If they travel towards each other, they meet in 1 hour. What are the speeds of the two cars?
(v) The area of a rectangle gets reduced by 9 square units, if its length is reduced by 5 units and breadth is increased by 3 units.
If we increase the length by 3 units and the breadth by 2 units, the area increases by 67 square units.

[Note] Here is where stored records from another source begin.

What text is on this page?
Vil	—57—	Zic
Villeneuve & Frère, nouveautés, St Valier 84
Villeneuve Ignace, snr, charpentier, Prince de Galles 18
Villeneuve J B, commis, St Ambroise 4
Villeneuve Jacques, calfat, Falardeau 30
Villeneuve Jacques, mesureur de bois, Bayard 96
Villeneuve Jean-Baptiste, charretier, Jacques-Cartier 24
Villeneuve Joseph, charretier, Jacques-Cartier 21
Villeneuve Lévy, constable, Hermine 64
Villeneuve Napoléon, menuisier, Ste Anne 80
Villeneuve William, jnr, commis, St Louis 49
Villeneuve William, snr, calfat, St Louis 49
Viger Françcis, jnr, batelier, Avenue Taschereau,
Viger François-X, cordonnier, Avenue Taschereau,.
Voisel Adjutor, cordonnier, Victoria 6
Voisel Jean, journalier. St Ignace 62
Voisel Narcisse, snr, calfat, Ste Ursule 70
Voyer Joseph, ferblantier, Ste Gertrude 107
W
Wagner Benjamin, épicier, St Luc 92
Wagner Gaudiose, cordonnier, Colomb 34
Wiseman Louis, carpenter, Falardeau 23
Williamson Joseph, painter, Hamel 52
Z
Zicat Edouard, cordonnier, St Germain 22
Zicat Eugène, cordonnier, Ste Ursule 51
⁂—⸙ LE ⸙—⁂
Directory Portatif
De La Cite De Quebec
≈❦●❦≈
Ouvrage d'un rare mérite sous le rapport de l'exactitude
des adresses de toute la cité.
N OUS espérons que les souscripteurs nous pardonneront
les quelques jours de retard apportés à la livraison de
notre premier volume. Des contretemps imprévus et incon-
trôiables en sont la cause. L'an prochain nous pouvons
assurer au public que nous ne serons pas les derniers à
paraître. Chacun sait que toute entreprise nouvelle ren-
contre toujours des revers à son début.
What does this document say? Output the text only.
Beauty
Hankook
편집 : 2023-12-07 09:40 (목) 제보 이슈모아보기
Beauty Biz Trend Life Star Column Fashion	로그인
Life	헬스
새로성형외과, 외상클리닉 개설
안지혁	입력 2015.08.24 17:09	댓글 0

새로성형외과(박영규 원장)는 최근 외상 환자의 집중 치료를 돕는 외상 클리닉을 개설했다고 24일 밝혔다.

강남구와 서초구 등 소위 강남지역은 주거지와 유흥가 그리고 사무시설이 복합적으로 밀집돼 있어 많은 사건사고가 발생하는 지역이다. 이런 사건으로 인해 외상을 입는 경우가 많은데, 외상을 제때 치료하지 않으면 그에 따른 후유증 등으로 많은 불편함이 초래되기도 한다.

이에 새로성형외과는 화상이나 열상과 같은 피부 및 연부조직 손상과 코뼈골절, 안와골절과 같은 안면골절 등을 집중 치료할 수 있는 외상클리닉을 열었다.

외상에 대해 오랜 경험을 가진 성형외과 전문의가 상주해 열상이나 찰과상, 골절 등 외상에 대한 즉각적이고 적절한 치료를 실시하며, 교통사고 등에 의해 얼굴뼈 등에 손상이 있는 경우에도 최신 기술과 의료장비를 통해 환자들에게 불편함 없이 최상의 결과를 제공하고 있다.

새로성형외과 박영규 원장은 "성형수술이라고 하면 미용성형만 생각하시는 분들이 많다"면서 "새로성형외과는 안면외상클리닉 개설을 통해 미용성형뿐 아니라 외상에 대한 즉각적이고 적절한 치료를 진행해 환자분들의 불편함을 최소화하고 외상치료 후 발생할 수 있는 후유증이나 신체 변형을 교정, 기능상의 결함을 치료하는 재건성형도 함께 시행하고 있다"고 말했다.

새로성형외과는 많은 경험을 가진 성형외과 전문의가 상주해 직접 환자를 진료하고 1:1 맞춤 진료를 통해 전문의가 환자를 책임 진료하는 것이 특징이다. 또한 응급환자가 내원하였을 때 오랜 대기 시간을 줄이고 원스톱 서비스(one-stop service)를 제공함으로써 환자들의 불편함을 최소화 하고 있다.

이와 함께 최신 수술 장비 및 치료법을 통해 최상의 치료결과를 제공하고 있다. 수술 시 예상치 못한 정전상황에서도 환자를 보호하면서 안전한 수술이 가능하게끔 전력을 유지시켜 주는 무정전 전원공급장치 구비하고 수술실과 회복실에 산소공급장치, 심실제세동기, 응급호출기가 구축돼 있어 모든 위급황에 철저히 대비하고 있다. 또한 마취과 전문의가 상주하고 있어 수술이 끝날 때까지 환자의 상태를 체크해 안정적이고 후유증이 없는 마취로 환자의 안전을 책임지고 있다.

Find the dimensions of the rectangle.
Answer :
(i) Let x be the fixed charge of the food and y be the charge for food per day.
According to the question,
x + 20y = 1000 … (i)
x + 26y = 1180 … (ii)
Subtracting equation (i) from equation (ii), we get
6y = 180
y = 180/6 = 30
Putting this value in equation (i), we get
x + 20 × 30 = 1000
x = 1000 – 600
x = 400
Hence, fixed charge = Rs 400 and charge per day = Rs 30
(ii) Let the fraction be x/y
According to the question,
(x – 1)/y = 1/3
⇒ 3(x – 1) = y
⇒ 3x – y = 3… (i)
x/(y + 8) = 1/4
⇒ 4x = y + 8
⇒ 4x – y = 8 … (ii)
Subtracting equation (i) from equation (ii), we get
x = 5 … (iii)
Putting this value in equation (i), we get
15 – y = 3
y = 12
Hence, the fraction is 5/12.
(iii) Let the number of right answers and wrong answers be x and y respectively.
According to the question,
3x – y = 40 … (i)
4x – 2y = 50
⇒ 2(2x – y) = 50
⇒ 2x – y = 50/2
⇒ 2x – y = 25 … (ii)
Subtracting equation (ii) from equation (i), we get
x = 15 … (iii)
Putting this value in equation (ii), we get
30 – y = 25
y = 5
Therefore, number of right answers = 15
And number of wrong answers = 5
Total number of questions = 20
(iv) Let the speed of 1st car and 2nd car be u km/h and v km/h.
Respective speed of both cars while they are travelling in same direction = (u – v) km/h
Respective speed of both cars while they are travelling in opposite directions i.e., travelling
towards each other = (u + v) km/h
According to the question,
5(u – v) = 100
⇒ u – v = 20 … (i)
1(u + v) = 100 … (ii)
Adding both the equations, we get
2u = 120
u = 60 km/h … (iii)
Putting this value in equation (ii), we obtain
v = 40 km/h
Hence, speed of one car = 60 km/h and speed of other car = 40 km/h
(v) Let length and breadth of rectangle be x unit and y unit respectively.
Area = xy
According to the question,
(x – 5) (y + 3) = xy – 9
⇒ xy + 3x – 5y – 15 = xy – 9
⇒ 3x – 5y – 6 = 0 … (i)
(x + 3) (y + 2) = xy + 67
⇒ xy + 2x + 3y + 6 = xy + 67
⇒ 2x – 3y – 61 = 0 … (ii)
By cross multiplication, we get
x/{305 – (–18)} = y/{–12 – (–183)} = 1/{9 – (–10)}
⇒ x/(305 + 18) = y/(–12 + 183) = 1/(9 + 10)
⇒ x/323 = y/171 = 1/19
⇒ x/323 = 1/19 and y/171 = 1/19
⇒ x = 323/19 and y = 171/19
⇒ x = 17, y = 9
Hence, the length of the rectangle = 17 units and breadth of the rectangle = 9 units.